BACKGROUND AND PURPOSE: The aim of the present study was to investigate atherosclerotic plaque characteristics in patients with artery-to-artery (A-to-A) embolic infarction by whole-brain high-resolution magnetic resonance imaging. METHODS: Seventy-four patients (mean age, 54.7±12.1 years; 59 men) with recent stroke in the territory of middle cerebral artery because of intracranial atherosclerotic disease were prospectively enrolled. Whole-brain high-resolution magnetic resonance imaging was performed in all the patients both precontrast and postcontrast administration by using a 3-dimensional T1-weighted vessel wall magnetic resonance imaging technique known as inversion-recovery prepared sampling perfection with application-optimized contrast using different flip angle evolutions. Patients were divided into A-to-A embolic infarction and non-A-to-A embolic infarction groups based on diffusion-weighted imaging findings. The characteristics of the intracranial atherosclerotic plaques were compared between groups. RESULTS: A total of 74 intracranial atherosclerotic plaques were analyzed (36 in A-to-A embolism group and 38 in non-A-to-A embolism group).
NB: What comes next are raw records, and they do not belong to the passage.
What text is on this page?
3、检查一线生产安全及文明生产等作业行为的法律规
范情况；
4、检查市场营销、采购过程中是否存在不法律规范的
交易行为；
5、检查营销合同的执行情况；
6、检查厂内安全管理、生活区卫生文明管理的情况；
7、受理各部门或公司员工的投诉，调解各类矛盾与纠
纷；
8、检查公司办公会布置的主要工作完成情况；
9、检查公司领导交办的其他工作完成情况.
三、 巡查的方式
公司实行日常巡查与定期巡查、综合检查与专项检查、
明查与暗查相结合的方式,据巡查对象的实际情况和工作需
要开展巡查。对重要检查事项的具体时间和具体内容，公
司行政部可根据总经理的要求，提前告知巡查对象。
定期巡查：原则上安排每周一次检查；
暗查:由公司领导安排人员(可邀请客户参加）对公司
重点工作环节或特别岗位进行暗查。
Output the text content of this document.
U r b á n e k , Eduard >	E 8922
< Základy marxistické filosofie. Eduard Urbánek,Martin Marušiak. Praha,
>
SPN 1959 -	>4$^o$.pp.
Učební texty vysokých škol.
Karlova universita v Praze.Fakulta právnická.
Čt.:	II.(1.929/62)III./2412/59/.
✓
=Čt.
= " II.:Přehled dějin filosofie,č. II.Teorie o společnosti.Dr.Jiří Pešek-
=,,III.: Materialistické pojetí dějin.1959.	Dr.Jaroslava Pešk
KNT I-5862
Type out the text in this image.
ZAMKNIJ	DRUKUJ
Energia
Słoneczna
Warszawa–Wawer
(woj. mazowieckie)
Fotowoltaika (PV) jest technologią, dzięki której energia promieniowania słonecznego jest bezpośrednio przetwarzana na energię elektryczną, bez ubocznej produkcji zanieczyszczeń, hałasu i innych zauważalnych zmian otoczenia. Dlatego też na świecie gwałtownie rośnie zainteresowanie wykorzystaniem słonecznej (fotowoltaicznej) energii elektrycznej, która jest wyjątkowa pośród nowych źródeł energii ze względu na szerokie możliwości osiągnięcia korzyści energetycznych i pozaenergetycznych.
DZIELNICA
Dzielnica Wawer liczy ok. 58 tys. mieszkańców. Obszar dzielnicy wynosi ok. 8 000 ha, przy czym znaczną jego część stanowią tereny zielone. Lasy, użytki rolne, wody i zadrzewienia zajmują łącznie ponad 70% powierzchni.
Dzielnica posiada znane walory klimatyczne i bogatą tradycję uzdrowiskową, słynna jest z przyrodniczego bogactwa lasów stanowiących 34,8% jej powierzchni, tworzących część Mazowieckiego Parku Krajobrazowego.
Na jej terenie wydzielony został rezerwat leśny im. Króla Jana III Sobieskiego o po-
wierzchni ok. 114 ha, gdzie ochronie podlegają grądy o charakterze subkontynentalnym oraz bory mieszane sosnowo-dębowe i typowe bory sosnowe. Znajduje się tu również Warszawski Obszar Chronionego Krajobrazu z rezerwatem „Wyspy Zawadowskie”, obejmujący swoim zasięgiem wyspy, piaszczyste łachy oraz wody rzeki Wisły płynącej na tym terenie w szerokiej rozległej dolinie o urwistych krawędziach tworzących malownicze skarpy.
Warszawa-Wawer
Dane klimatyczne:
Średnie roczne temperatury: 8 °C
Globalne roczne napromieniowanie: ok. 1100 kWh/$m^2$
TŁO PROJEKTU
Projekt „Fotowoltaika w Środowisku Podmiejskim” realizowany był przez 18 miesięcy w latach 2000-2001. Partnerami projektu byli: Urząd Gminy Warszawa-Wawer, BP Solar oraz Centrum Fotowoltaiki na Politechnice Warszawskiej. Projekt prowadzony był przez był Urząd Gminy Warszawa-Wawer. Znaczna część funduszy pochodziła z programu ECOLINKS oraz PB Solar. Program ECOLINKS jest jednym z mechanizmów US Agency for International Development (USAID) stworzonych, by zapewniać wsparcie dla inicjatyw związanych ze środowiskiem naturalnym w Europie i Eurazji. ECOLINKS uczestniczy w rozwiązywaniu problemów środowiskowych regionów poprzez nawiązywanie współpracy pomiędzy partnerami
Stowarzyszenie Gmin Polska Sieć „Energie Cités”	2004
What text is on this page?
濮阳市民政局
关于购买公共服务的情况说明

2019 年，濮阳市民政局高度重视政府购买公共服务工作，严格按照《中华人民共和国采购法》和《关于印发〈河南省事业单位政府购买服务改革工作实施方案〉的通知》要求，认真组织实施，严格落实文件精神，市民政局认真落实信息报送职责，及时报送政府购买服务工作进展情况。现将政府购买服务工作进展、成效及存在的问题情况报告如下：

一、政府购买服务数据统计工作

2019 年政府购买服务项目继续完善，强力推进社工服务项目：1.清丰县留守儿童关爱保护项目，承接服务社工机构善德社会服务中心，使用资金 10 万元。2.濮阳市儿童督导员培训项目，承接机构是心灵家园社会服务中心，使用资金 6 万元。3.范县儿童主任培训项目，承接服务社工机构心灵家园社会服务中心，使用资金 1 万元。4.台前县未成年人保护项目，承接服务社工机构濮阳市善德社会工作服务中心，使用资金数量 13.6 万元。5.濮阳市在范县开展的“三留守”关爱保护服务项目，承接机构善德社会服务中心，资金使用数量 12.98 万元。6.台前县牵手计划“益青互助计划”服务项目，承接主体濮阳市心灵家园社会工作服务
Hyperintense plaques (HIPs) were more frequently observed in A-to-A embolism group (75.0% versus 21.1%; P<0.001). Eighteen of the 27 HIPs (66.7%) demonstrated hyperintense spots or areas located adjacent to the lumen versus 9 HIPs (33.3%) located within the plaque in A-to-A embolism group. Furthermore, a higher prevalence of plaque surface irregularity was also observed in A-to-A embolism group (41.7% versus 18.4%; P=0.029). Logistic regression analysis showed that HIP was the most powerful independent predictor of A-to-A embolic infarction (P<0.001), with the odds ratio of 11.2 (95% confidence interval, 3.5-36.2). CONCLUSIONS: A-to-A embolic infarction has distinct vulnerable plaque characteristics compared with non-A-to-A embolic infarction. HIP and plaque surface irregularity may predict A-to-A embolic infarction.